On 23 February the FMC published the new rules to settle long-lasting disputes over billing practices. The final rule determines that ocean carriers can only bill the party that contracted ocean transport or storage, or the consignee. Truckers that move containers to or from ocean terminals cannot be charged for D&D.

In addition the new rule prohibits simultaneous invoicing of multiple parties, and sets a timeframe within which ocean carriers have to send the bills for D&D.

Although the rule has been in effect since 28 May, OCEMA wants the regulator todelay its start date by 90 days. It argues that a correction the FMC made in early May, 19 days before the official implementation, did not give vessel operators enough time to adjust their processes.

“VOCCs (vessel-operating common carriers) must now unwind arrangements they made premised on the FMC’s indication that motor carriers with which they had contractual relationships could be invoiced for detention and demurrage,” OCEMA claimed in its petition.

“The FMC now appears to be taking the position that motor carriers may not be invoiced for detention or demurrage charges relating to inland transport on through moves.”

The FMC’s rule correction was meant to clarify that truckers cannot be invoiced for D&D charges, even if they have a contractual relationship with an ocean carrier. The regulator wrote that the initial wording in the rule’s preamble was ambiguous and needed to be clarified.

Shippers and truckers are urging the FMC to dismiss OCEMA’s request. Some, including the Harbor Trucking Association (HTA), have argued that the rule was clear all along, stating that only consignees or companies that contracted ocean carriers for transport or storage can be billed for D&D.

The Shippers Coalition claimedhalting a rule already in effect would result in “a potentially chaotic cessation of the rule’s provisions”, creating confusion over transactions entered with the understanding that the rule applied.

This was echoed by the Agriculture Transportation Coalition, which warned that a 90-day suspension of the rule would “wreak havoc on the entire US supply chain”.

D&D charges have retreated from their 2022 high. According to Container xChange, average charges declined 25% in the first half of last year, sinking 14% below 2020 levels. Still, 11 major ports – including Rotterdam, Antwerp, Singapore and Hong Kong – were still billing higher D&D charges last year than in 2020.

US ports topped the list of high D&D charges, led by New York, Oakland and the Los Angeles/Long Beach port complex.
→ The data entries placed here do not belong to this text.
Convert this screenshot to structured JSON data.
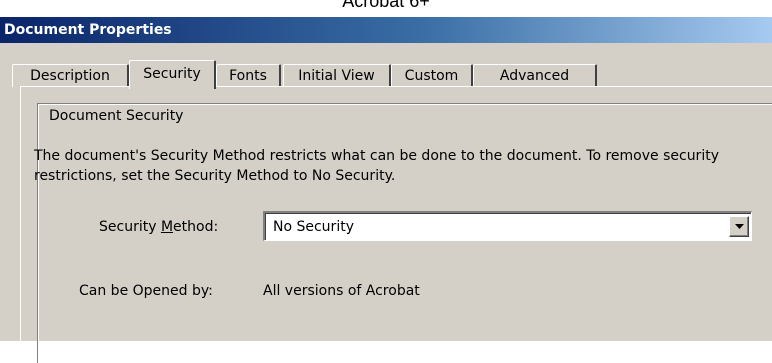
{
  "caption": "Acrobat 6+",
  "window": {
    "title": "Document Properties"
  },
  "tabs": [
    {
      "label": "Description",
      "active": false
    },
    {
      "label": "Security",
      "active": true
    },
    {
      "label": "Fonts",
      "active": false
    },
    {
      "label": "Initial View",
      "active": false
    },
    {
      "label": "Custom",
      "active": false
    },
    {
      "label": "Advanced",
      "active": false
    }
  ],
  "security": {
    "group_title": "Document Security",
    "description_line1": "The document's Security Method restricts what can be done to the document. To remove security",
    "description_line2": "restrictions, set the Security Method to No Security.",
    "method_label_prefix": "Security ",
    "method_label_accel": "M",
    "method_label_suffix": "ethod:",
    "method_value": "No Security",
    "opened_by_label": "Can be Opened by:",
    "opened_by_value": "All versions of Acrobat"
  },
  "icons": {
    "dropdown": "chevron-down-icon"
  },
  "colors": {
    "dialog_bg": "#d4d0c8",
    "title_start": "#0a246a",
    "title_end": "#a6caf0"
  }
}
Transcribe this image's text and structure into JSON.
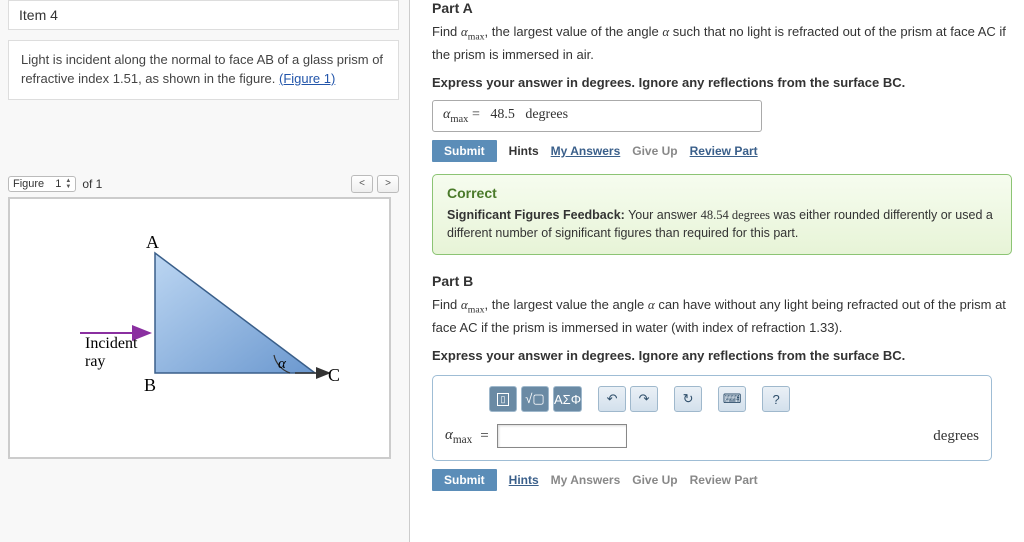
{
  "left": {
    "item_title": "Item 4",
    "statement_1": "Light is incident along the normal to face AB of a glass prism of refractive index 1.51, as shown in the figure. ",
    "statement_link": "(Figure 1)",
    "figure": {
      "label": "Figure",
      "current": "1",
      "of_text": "of 1",
      "vertex_A": "A",
      "vertex_B": "B",
      "vertex_C": "C",
      "angle": "α",
      "incident_l1": "Incident",
      "incident_l2": "ray"
    }
  },
  "right": {
    "partA": {
      "label": "Part A",
      "q1": "Find αmax, the largest value of the angle α such that no light is refracted out of the prism at face AC if the prism is immersed in air.",
      "q2": "Express your answer in degrees. Ignore any reflections from the surface BC.",
      "var_label": "αmax",
      "equals": "=",
      "value": "48.5",
      "units": "degrees",
      "submit": "Submit",
      "hints": "Hints",
      "my_answers": "My Answers",
      "give_up": "Give Up",
      "review": "Review Part",
      "feedback": {
        "correct": "Correct",
        "sig_label": "Significant Figures Feedback:",
        "sig_pre": " Your answer ",
        "sig_val": "48.54 degrees",
        "sig_post": " was either rounded differently or used a different number of significant figures than required for this part."
      }
    },
    "partB": {
      "label": "Part B",
      "q1": "Find αmax, the largest value the angle α can have without any light being refracted out of the prism at face AC if the prism is immersed in water (with index of refraction 1.33).",
      "q2": "Express your answer in degrees. Ignore any reflections from the surface BC.",
      "toolbar": {
        "tpl": "▢",
        "sqrt": "√▢",
        "greek": "ΑΣΦ",
        "undo": "↶",
        "redo": "↷",
        "reset": "↻",
        "keyboard": "⌨",
        "help": "?"
      },
      "var_label": "αmax",
      "equals": "=",
      "answer_value": "",
      "units": "degrees",
      "submit": "Submit",
      "hints": "Hints",
      "my_answers": "My Answers",
      "give_up": "Give Up",
      "review": "Review Part"
    }
  }
}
D&D charges remain a hot button issue with cargo owners and truckers. In April, Samsung complained that Cosco and its OOCL subsidiary had levied more than 26,000 D&D charges against it, alleging that the carriers had done little to address delays and had retaliated against the company when it complained about this.

Although charges have declined – both in volume and amounts levied – the American Trucking Associations (ATA), which has been in the vanguard of the push for new D&D rules, warned that they “can add up very quickly”. The HTA noted that “a couple of hundred thousand [dollars] or tens of thousands is not uncommon, because the charges start piling up”.
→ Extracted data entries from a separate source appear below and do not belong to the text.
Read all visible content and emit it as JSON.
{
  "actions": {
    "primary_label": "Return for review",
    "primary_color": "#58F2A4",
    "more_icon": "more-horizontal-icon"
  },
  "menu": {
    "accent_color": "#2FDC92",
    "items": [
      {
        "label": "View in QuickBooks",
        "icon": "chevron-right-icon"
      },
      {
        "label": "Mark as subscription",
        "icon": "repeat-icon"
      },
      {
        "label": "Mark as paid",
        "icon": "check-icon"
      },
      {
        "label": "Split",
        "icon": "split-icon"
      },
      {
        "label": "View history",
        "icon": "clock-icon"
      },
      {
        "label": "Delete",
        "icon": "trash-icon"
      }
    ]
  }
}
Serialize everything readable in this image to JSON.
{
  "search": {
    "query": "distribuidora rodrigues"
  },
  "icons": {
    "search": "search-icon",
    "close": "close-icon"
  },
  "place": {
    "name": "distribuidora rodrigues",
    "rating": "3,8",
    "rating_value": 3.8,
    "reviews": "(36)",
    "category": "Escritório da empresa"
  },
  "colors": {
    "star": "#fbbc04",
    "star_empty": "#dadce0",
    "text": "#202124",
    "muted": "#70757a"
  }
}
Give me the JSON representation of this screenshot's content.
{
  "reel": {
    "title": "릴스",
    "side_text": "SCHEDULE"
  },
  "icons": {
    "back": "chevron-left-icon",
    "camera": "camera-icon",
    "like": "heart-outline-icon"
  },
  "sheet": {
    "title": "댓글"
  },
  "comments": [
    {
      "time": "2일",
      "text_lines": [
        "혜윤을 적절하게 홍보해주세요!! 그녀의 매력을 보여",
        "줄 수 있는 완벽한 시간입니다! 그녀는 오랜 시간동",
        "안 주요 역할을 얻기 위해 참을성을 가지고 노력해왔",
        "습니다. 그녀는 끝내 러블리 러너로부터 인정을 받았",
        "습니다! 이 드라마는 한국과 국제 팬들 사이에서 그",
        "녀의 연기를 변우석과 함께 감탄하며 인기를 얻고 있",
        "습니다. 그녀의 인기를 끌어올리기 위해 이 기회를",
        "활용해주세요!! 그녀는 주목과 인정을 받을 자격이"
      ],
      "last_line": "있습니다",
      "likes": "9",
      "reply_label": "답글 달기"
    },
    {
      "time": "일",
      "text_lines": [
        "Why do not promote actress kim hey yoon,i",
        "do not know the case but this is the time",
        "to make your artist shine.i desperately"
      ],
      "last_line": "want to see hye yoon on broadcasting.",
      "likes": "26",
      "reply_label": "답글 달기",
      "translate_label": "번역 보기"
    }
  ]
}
While truckers are clearly relieved to be off the hook for D&D charges, they intend to stay close to the matter. HTA CEO Matt Schrap posted a comment on LinkedIn urging drayage operators to monitor the charges to their shipper partners to make sure bills “are accurate and expectations are managed”.

It is a sentiment that has been echoed by the ATA’s Intermodal Motor Carriers Conference.

Clearly shippers and truckers continue to eye ocean carriers warily. A suspension of the rule through the peak season would not be likely to build more trust between the two sides.